There are only a few innovative things happening in the e-reader industry that might give people a reason to upgrade their old devices. One thing I am very bullish on is the new Freescale IMX 7 dual core processor. It was designed to improve upon existing technology and they worked in concert with e-Ink to power the next generation of e-paper.
Freescale told me during the product announcement that one of the prolific changes will be page refresh rates. The rate in which page turn speeds occur heavily depend upon the waveform that the e-Reader uses. The update times can range between 125 mSec – 500 mSec. By integrating the REGAL waveform support in hardware, Freescale are taking away any additional time that would be added due to Algorithm processing on the Cortex-A core, hence a savings of up to 150 mSec.
Solving the page turn program is a big step forward, but that's not the only thing that is being remedied with this new processor. Ghosting will also be solved with this framework, which is a huge deal. Normally with e-readers you will have a full page refresh every six pages or in some cases every chapter. The reason for this, is the longer the display goes without a full page refresh text gradually starts super imposing itself. I have never liked full page refreshes, as it breaks reading immersion. Now, this will also be fixed, which means less full page refreshes because again, its now hardware based, instead of software.

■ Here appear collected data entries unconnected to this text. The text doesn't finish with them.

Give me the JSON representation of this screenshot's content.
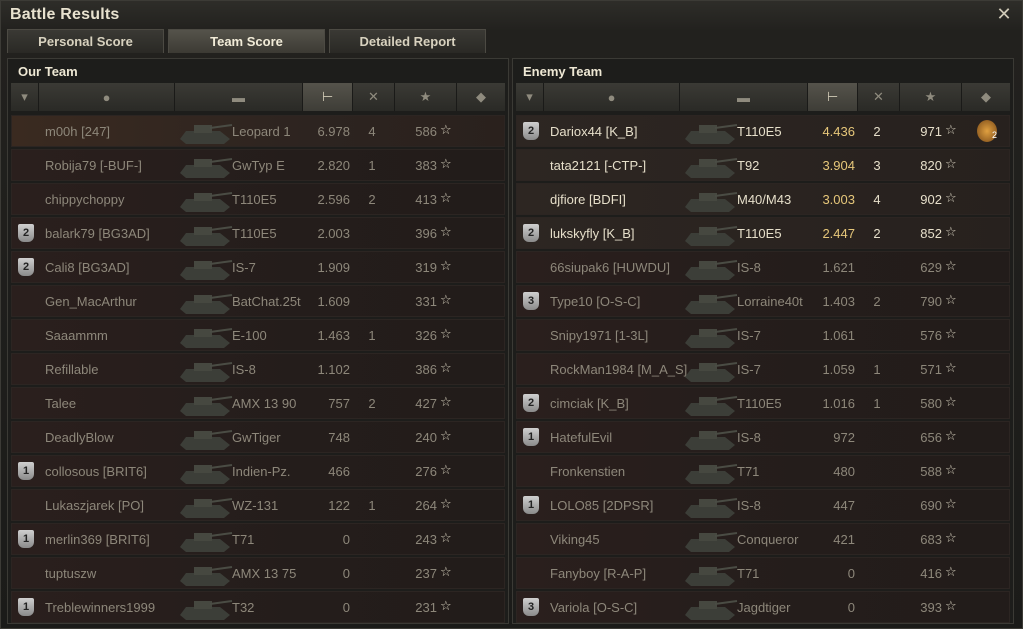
{
  "window": {
    "title": "Battle Results"
  },
  "tabs": [
    {
      "label": "Personal Score"
    },
    {
      "label": "Team Score"
    },
    {
      "label": "Detailed Report"
    }
  ],
  "our_team": {
    "title": "Our Team",
    "rows": [
      {
        "badge": "",
        "player": "m00h [247]",
        "tank": "Leopard 1",
        "damage": "6.978",
        "kills": "4",
        "xp": "586"
      },
      {
        "badge": "",
        "player": "Robija79 [-BUF-]",
        "tank": "GwTyp E",
        "damage": "2.820",
        "kills": "1",
        "xp": "383"
      },
      {
        "badge": "",
        "player": "chippychoppy",
        "tank": "T110E5",
        "damage": "2.596",
        "kills": "2",
        "xp": "413"
      },
      {
        "badge": "2",
        "player": "balark79 [BG3AD]",
        "tank": "T110E5",
        "damage": "2.003",
        "kills": "",
        "xp": "396"
      },
      {
        "badge": "2",
        "player": "Cali8 [BG3AD]",
        "tank": "IS-7",
        "damage": "1.909",
        "kills": "",
        "xp": "319"
      },
      {
        "badge": "",
        "player": "Gen_MacArthur",
        "tank": "BatChat.25t",
        "damage": "1.609",
        "kills": "",
        "xp": "331"
      },
      {
        "badge": "",
        "player": "Saaammm",
        "tank": "E-100",
        "damage": "1.463",
        "kills": "1",
        "xp": "326"
      },
      {
        "badge": "",
        "player": "Refillable",
        "tank": "IS-8",
        "damage": "1.102",
        "kills": "",
        "xp": "386"
      },
      {
        "badge": "",
        "player": "Talee",
        "tank": "AMX 13 90",
        "damage": "757",
        "kills": "2",
        "xp": "427"
      },
      {
        "badge": "",
        "player": "DeadlyBlow",
        "tank": "GwTiger",
        "damage": "748",
        "kills": "",
        "xp": "240"
      },
      {
        "badge": "1",
        "player": "collosous [BRIT6]",
        "tank": "Indien-Pz.",
        "damage": "466",
        "kills": "",
        "xp": "276"
      },
      {
        "badge": "",
        "player": "Lukaszjarek [PO]",
        "tank": "WZ-131",
        "damage": "122",
        "kills": "1",
        "xp": "264"
      },
      {
        "badge": "1",
        "player": "merlin369 [BRIT6]",
        "tank": "T71",
        "damage": "0",
        "kills": "",
        "xp": "243"
      },
      {
        "badge": "",
        "player": "tuptuszw",
        "tank": "AMX 13 75",
        "damage": "0",
        "kills": "",
        "xp": "237"
      },
      {
        "badge": "1",
        "player": "Treblewinners1999",
        "tank": "T32",
        "damage": "0",
        "kills": "",
        "xp": "231"
      }
    ]
  },
  "enemy_team": {
    "title": "Enemy Team",
    "rows": [
      {
        "badge": "2",
        "player": "Dariox44 [K_B]",
        "tank": "T110E5",
        "damage": "4.436",
        "kills": "2",
        "xp": "971",
        "alive": true,
        "medal": "2"
      },
      {
        "badge": "",
        "player": "tata2121 [-CTP-]",
        "tank": "T92",
        "damage": "3.904",
        "kills": "3",
        "xp": "820",
        "alive": true
      },
      {
        "badge": "",
        "player": "djfiore [BDFI]",
        "tank": "M40/M43",
        "damage": "3.003",
        "kills": "4",
        "xp": "902",
        "alive": true
      },
      {
        "badge": "2",
        "player": "lukskyfly [K_B]",
        "tank": "T110E5",
        "damage": "2.447",
        "kills": "2",
        "xp": "852",
        "alive": true
      },
      {
        "badge": "",
        "player": "66siupak6 [HUWDU]",
        "tank": "IS-8",
        "damage": "1.621",
        "kills": "",
        "xp": "629"
      },
      {
        "badge": "3",
        "player": "Type10 [O-S-C]",
        "tank": "Lorraine40t",
        "damage": "1.403",
        "kills": "2",
        "xp": "790"
      },
      {
        "badge": "",
        "player": "Snipy1971 [1-3L]",
        "tank": "IS-7",
        "damage": "1.061",
        "kills": "",
        "xp": "576"
      },
      {
        "badge": "",
        "player": "RockMan1984 [M_A_S]",
        "tank": "IS-7",
        "damage": "1.059",
        "kills": "1",
        "xp": "571"
      },
      {
        "badge": "2",
        "player": "cimciak [K_B]",
        "tank": "T110E5",
        "damage": "1.016",
        "kills": "1",
        "xp": "580"
      },
      {
        "badge": "1",
        "player": "HatefulEvil",
        "tank": "IS-8",
        "damage": "972",
        "kills": "",
        "xp": "656"
      },
      {
        "badge": "",
        "player": "Fronkenstien",
        "tank": "T71",
        "damage": "480",
        "kills": "",
        "xp": "588"
      },
      {
        "badge": "1",
        "player": "LOLO85 [2DPSR]",
        "tank": "IS-8",
        "damage": "447",
        "kills": "",
        "xp": "690"
      },
      {
        "badge": "",
        "player": "Viking45",
        "tank": "Conqueror",
        "damage": "421",
        "kills": "",
        "xp": "683"
      },
      {
        "badge": "",
        "player": "Fanyboy [R-A-P]",
        "tank": "T71",
        "damage": "0",
        "kills": "",
        "xp": "416"
      },
      {
        "badge": "3",
        "player": "Variola [O-S-C]",
        "tank": "Jagdtiger",
        "damage": "0",
        "kills": "",
        "xp": "393"
      }
    ]
  },
  "icons": {
    "close": "close-icon",
    "platoon": "platoon-icon",
    "player": "player-icon",
    "tank": "tank-icon",
    "damage": "damage-icon",
    "kills": "kills-icon",
    "xp": "star-icon",
    "medal": "medal-icon"
  },
  "colors": {
    "damage_gold": "#e6c77a",
    "row_red": "#2a1f1d"
  }
}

Likely the largest innovation in the IMX product line is the support for hardware dithering. This will allow e-reader companies that work with the Linux or Android platforms to be able to include animated content. This will include truly animated page turns, interactive menus and video. Freescale showed me somethings I can’t write about, but needless to say I saw fully streaming video on an e-reader and it looked awesome.
I am told that mass production on the new processors will begin in late October or November. This is likely why Amazon has not announced the Kindle Voyage 2 yet, nor Barnes and Noble Nook Glowlight 2.
The other major innovation has to do with Amazon and their purchase of Liquavista from Samsung. Nobody really knows anything about the color e-paper yet, although Amazon has been on a hiring rampage over the course of the last year trying to develop it. This is one of the few things I have no timeline on, nor what they are cooking up. If you want to learn more about Liquavista I talked to the lead engineer on the program when it was owned by Samsung, check it out.
You might think that e-reader sales are on a downward trend, and you are right. People are buying fewer devices now than they did in 2011, but there is a big reason for that. e-Readers are built with a singular purpose, to read digital books. The hardware is built to last, and I know plenty of people who are rocking 6 year old readers and are still very happy with them.
If you have a first generation iPhone, good luck trying to get any modern app to work on it correctly, ditto if you have an old Samsung Galaxy S1. e-Readers only read books and don’t have a slew of complex apps. The reading experience on a first generation Kindle in 2007 is not very different from a top of the line Kindle Voyage.
The reason why e-reader sales are down is because people aren’t upgrading them with the same feverish pace as they do smartphones and tablets. The old ones work great, and that’s OK!